While Utah County is suing Gov. Gary Herbert contending that he is violating state law by refusing to appoint either of its two nominees for the new Utah Transit Authority board, the state now says the county is the one not following the law.
In court filings, the state says Utah County failed to consult with neighboring Tooele County on nominees as required; was oblivious to “a tsunami” of opposition to the pair as unqualified; and a nominee unofficially lost support of the Utah County Commission when one of two commissioners who voted for him withdrew support.
The state also argues the county is trying to undermine the long-established power of a governor to appoint only people he supports, and is trying to “override the governor’s conclusion that Utah County’s nominees were not fit for appointment.”
That came in a 103-page response by the Utah Attorney General’s Office to a petition filed by Utah County asking the Utah Supreme Court to force Herbert to appoint one of the county’s two nominees.
After years of scandals at UTA, the Legislature this year restructured the agency — including replacing its former part-time, 16-member board with a full-time, three-member commission seen as better able to oversee the agency.
The new law gives Utah County (in consultation with Tooele County) power to nominate to the governor two or more people for a seat on the new board. Other members were nominated by Salt Lake County, and Weber and Davis counties (in consultation with Box Elder County).
Herbert has appointed the two board members nominated by other counties — Carlton Christensen and Beth Holbrook — who took over UTA earlier this month. The Utah/Tooele county seat remains vacant. Utah County’s petition says that amounts to taxation without representation for its citizens, and has urged the court to vacate actions by the board.

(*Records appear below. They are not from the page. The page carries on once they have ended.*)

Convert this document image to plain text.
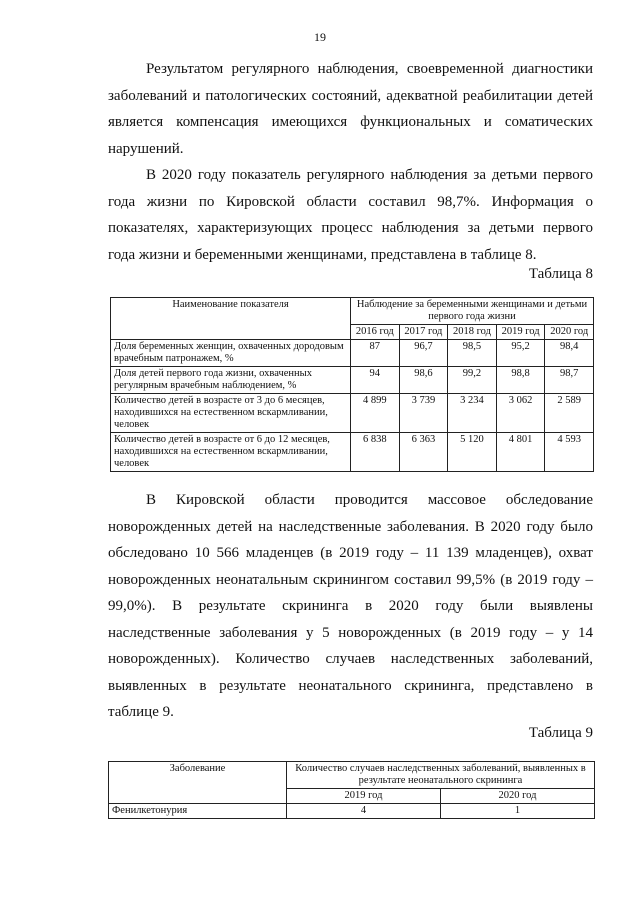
19

Результатом регулярного наблюдения, своевременной диагностики заболеваний и патологических состояний, адекватной реабилитации детей является компенсация имеющихся функциональных и соматических нарушений.

В 2020 году показатель регулярного наблюдения за детьми первого года жизни по Кировской области составил 98,7%. Информация о показателях, характеризующих процесс наблюдения за детьми первого года жизни и беременными женщинами, представлена в таблице 8.

Таблица 8
Наименование показателя	Наблюдение за беременными женщинами и детьми первого года жизни				
	2016 год	2017 год	2018 год	2019 год	2020 год
Доля беременных женщин, охваченных дородовым врачебным патронажем, %	87	96,7	98,5	95,2	98,4
Доля детей первого года жизни, охваченных регулярным врачебным наблюдением, %	94	98,6	99,2	98,8	98,7
Количество детей в возрасте от 3 до 6 месяцев, находившихся на естественном вскармливании, человек	4 899	3 739	3 234	3 062	2 589
Количество детей в возрасте от 6 до 12 месяцев, находившихся на естественном вскармливании, человек	6 838	6 363	5 120	4 801	4 593

В Кировской области проводится массовое обследование новорожденных детей на наследственные заболевания. В 2020 году было обследовано 10 566 младенцев (в 2019 году – 11 139 младенцев), охват новорожденных неонатальным скринингом составил 99,5% (в 2019 году – 99,0%). В результате скрининга в 2020 году были выявлены наследственные заболевания у 5 новорожденных (в 2019 году – у 14 новорожденных). Количество случаев наследственных заболеваний, выявленных в результате неонатального скрининга, представлено в таблице 9.

Таблица 9
Заболевание	Количество случаев наследственных заболеваний, выявленных в результате неонатального скрининга	
	2019 год	2020 год
Фенилкетонурия	4	1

But the governor said Utah County’s two nominees were unqualified. They are Pleasant Grove City Council member Ben Stanley, an attorney, and former Cedar Hills City Council member Rob Crowley, an accountant.

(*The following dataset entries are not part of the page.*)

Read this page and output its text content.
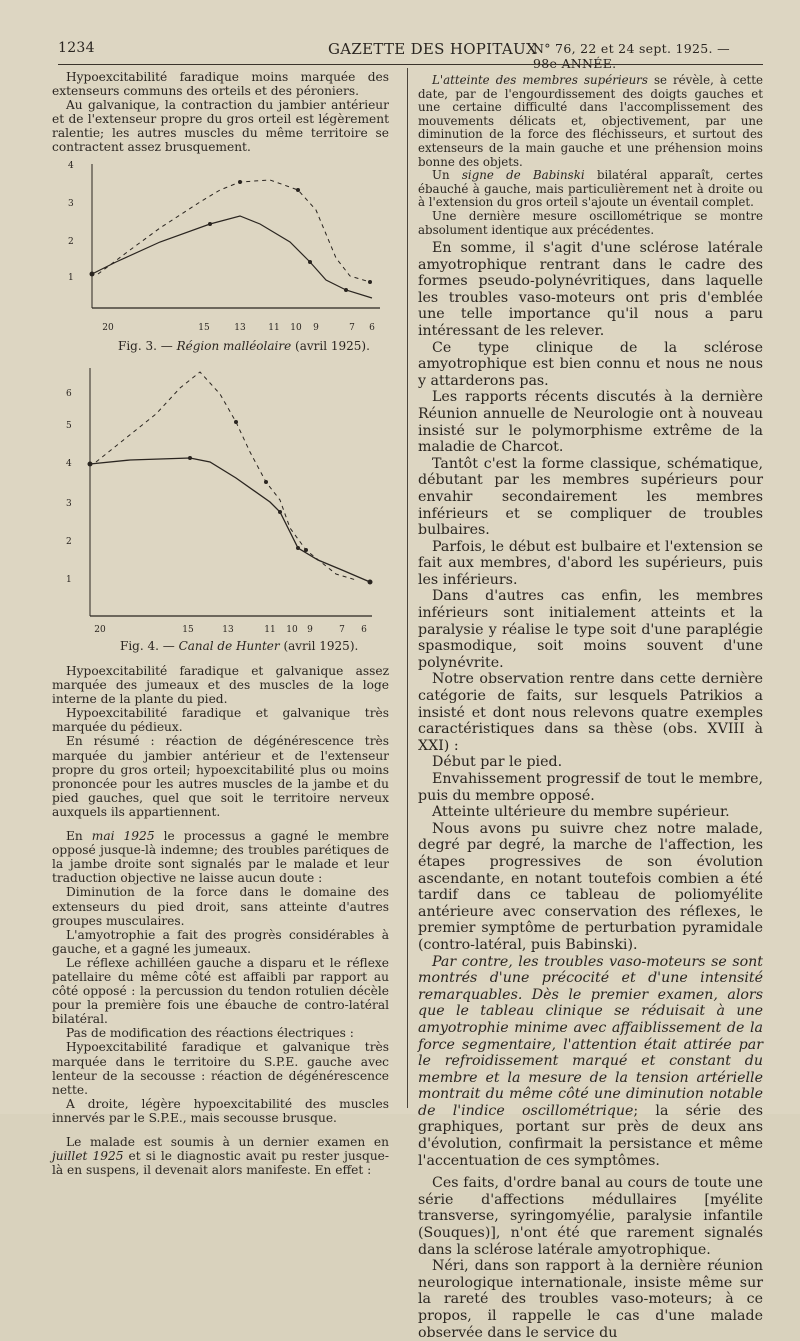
1234	GAZETTE DES HOPITAUX
N° 76, 22 et 24 sept. 1925. — 98e ANNÉE.

Hypoexcitabilité faradique moins marquée des extenseurs communs des orteils et des péroniers.

Au galvanique, la contraction du jambier antérieur et de l'extenseur propre du gros orteil est légèrement ralentie; les autres muscles du même territoire se contractent assez brusquement.

4
3
2
1
20	15	13	11 10 9	7 6
Fig. 3. — Région malléolaire (avril 1925).
6
5
4
3
2
1
20	15	13	11 10 9	7 6
Fig. 4. — Canal de Hunter (avril 1925).

Hypoexcitabilité faradique et galvanique assez marquée des jumeaux et des muscles de la loge interne de la plante du pied.

Hypoexcitabilité faradique et galvanique très marquée du pédieux.

En résumé : réaction de dégénérescence très marquée du jambier antérieur et de l'extenseur propre du gros orteil; hypoexcitabilité plus ou moins prononcée pour les autres muscles de la jambe et du pied gauches, quel que soit le territoire nerveux auxquels ils appartiennent.

En mai 1925 le processus a gagné le membre opposé jusque-là indemne; des troubles parétiques de la jambe droite sont signalés par le malade et leur traduction objective ne laisse aucun doute :

Diminution de la force dans le domaine des extenseurs du pied droit, sans atteinte d'autres groupes musculaires.

L'amyotrophie a fait des progrès considérables à gauche, et a gagné les jumeaux.

Le réflexe achilléen gauche a disparu et le réflexe patellaire du même côté est affaibli par rapport au côté opposé : la percussion du tendon rotulien décèle pour la première fois une ébauche de contro-latéral bilatéral.

Pas de modification des réactions électriques :

Hypoexcitabilité faradique et galvanique très marquée dans le territoire du S.P.E. gauche avec lenteur de la secousse : réaction de dégénérescence nette.

A droite, légère hypoexcitabilité des muscles innervés par le S.P.E., mais secousse brusque.

Le malade est soumis à un dernier examen en juillet 1925 et si le diagnostic avait pu rester jusque-là en suspens, il devenait alors manifeste. En effet :

L'atteinte des membres supérieurs se révèle, à cette date, par de l'engourdissement des doigts gauches et une certaine difficulté dans l'accomplissement des mouvements délicats et, objectivement, par une diminution de la force des fléchisseurs, et surtout des extenseurs de la main gauche et une préhension moins bonne des objets.

Un signe de Babinski bilatéral apparaît, certes ébauché à gauche, mais particulièrement net à droite ou à l'extension du gros orteil s'ajoute un éventail complet.

Une dernière mesure oscillométrique se montre absolument identique aux précédentes.

En somme, il s'agit d'une sclérose latérale amyotrophique rentrant dans le cadre des formes pseudo-polynévritiques, dans laquelle les troubles vaso-moteurs ont pris d'emblée une telle importance qu'il nous a paru intéressant de les relever.

Ce type clinique de la sclérose amyotrophique est bien connu et nous ne nous y attarderons pas.

Les rapports récents discutés à la dernière Réunion annuelle de Neurologie ont à nouveau insisté sur le polymorphisme extrême de la maladie de Charcot.

Tantôt c'est la forme classique, schématique, débutant par les membres supérieurs pour envahir secondairement les membres inférieurs et se compliquer de troubles bulbaires.

Parfois, le début est bulbaire et l'extension se fait aux membres, d'abord les supérieurs, puis les inférieurs.

Dans d'autres cas enfin, les membres inférieurs sont initialement atteints et la paralysie y réalise le type soit d'une paraplégie spasmodique, soit moins souvent d'une polynévrite.

Notre observation rentre dans cette dernière catégorie de faits, sur lesquels Patrikios a insisté et dont nous relevons quatre exemples caractéristiques dans sa thèse (obs. XVIII à XXI) :

Début par le pied.

Envahissement progressif de tout le membre, puis du membre opposé.

Atteinte ultérieure du membre supérieur.

Nous avons pu suivre chez notre malade, degré par degré, la marche de l'affection, les étapes progressives de son évolution ascendante, en notant toutefois combien a été tardif dans ce tableau de poliomyélite antérieure avec conservation des réflexes, le premier symptôme de perturbation pyramidale (contro-latéral, puis Babinski).

Par contre, les troubles vaso-moteurs se sont montrés d'une précocité et d'une intensité remarquables. Dès le premier examen, alors que le tableau clinique se réduisait à une amyotrophie minime avec affaiblissement de la force segmentaire, l'attention était attirée par le refroidissement marqué et constant du membre et la mesure de la tension artérielle montrait du même côté une diminution notable de l'indice oscillométrique; la série des graphiques, portant sur près de deux ans d'évolution, confirmait la persistance et même l'accentuation de ces symptômes.

Ces faits, d'ordre banal au cours de toute une série d'affections médullaires [myélite transverse, syringomyélie, paralysie infantile (Souques)], n'ont été que rarement signalés dans la sclérose latérale amyotrophique.

Néri, dans son rapport à la dernière réunion neurologique internationale, insiste même sur la rareté des troubles vaso-moteurs; à ce propos, il rappelle le cas d'une malade observée dans le service du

In court filings, the state said that the pair’s nomination created a “tsunami of negative feedback” to the governor’s office. For example, Cedar Hills Mayor Gary Gygi wrote in the Provo Herald that the two are little more than political allies of Utah County Commissioner Bill Lee, and he questioned their qualifications.
Eagle Mountain Mayor Tom Westmoreland wrote to Herbert that the nominees “both have brief, lackluster city council experience in small cities. Both will be looking to make a name for themselves by stirring things up.”
Among others urging their rejection were Cedar Hills Mayor Jenny Rees, Orem Mayor Richard Brunst, Pleasant Grove City Council members Eric Jensen and Todd Williams, and the Silicon Slopes organization, court filings show.
Amid that opposition, Herbert’s office asked the Utah County Commission to send additional nominations — just as Salt Lake County did after Herbert rejected its initial nominees. “But Utah County wouldn’t budge,” court papers say.
So on Aug. 31, Herbert formally declined to appoint either Utah County nominee, and asked it to work with locally elected officials to nominate others. Earlier this month, the commission chose instead to sue Herbert.
The state also says Utah County failed to consult with Tooele County about nominations as required. Court filings include a letter from the Tooele County Commission saying it was unable to interview most applicants, and its one recommendation was ignored — and contended it was not truly consulted.
The state also notes that in an Oct. 1 email to the governor’s office, Utah County Commissioner Greg Graves — who voted with Commissioner Lee for the pair of nominees, while Commissioner Nathan Ivie opposed them — said he decided to withdraw his support from Stanley, one of two nominees.
So, he wrote, “there is no consensus from the nominating body anymore” for him.
But in a confusing move, Graves testified in an affidavit this week that the commission has taken no formal action “to revoke, alter, or amend” its appointments.
The state argued that shows the county is making a mess of the facts in the case, and that alone should be reason for dismissal of its lawsuit.
The state argued that the law does not compel Herbert to nominate anyone he feels is unqualified, and the Utah County Commission could end controversy by working with local officials to nominate new, qualified people.
“The ball is in Utah County’s court — not this court,” the state argued, urging the Supreme Court to reject the county’s petition.
The Utah County Commission filed its lawsuit directly with the Utah Supreme Court, instead of district court, arguing that only it can provide a speedy enough resolution to ensure that UTA’s budget and other actions by the new board include representation from Utah County.
UTA also filed a response to Utah County’s petition. It argued that the new board was legally formed and is able to operate with a quorum. So it said there is no urgency requiring the Supreme Court to consider the petition, and it should reject it — and force Utah County to file in district court.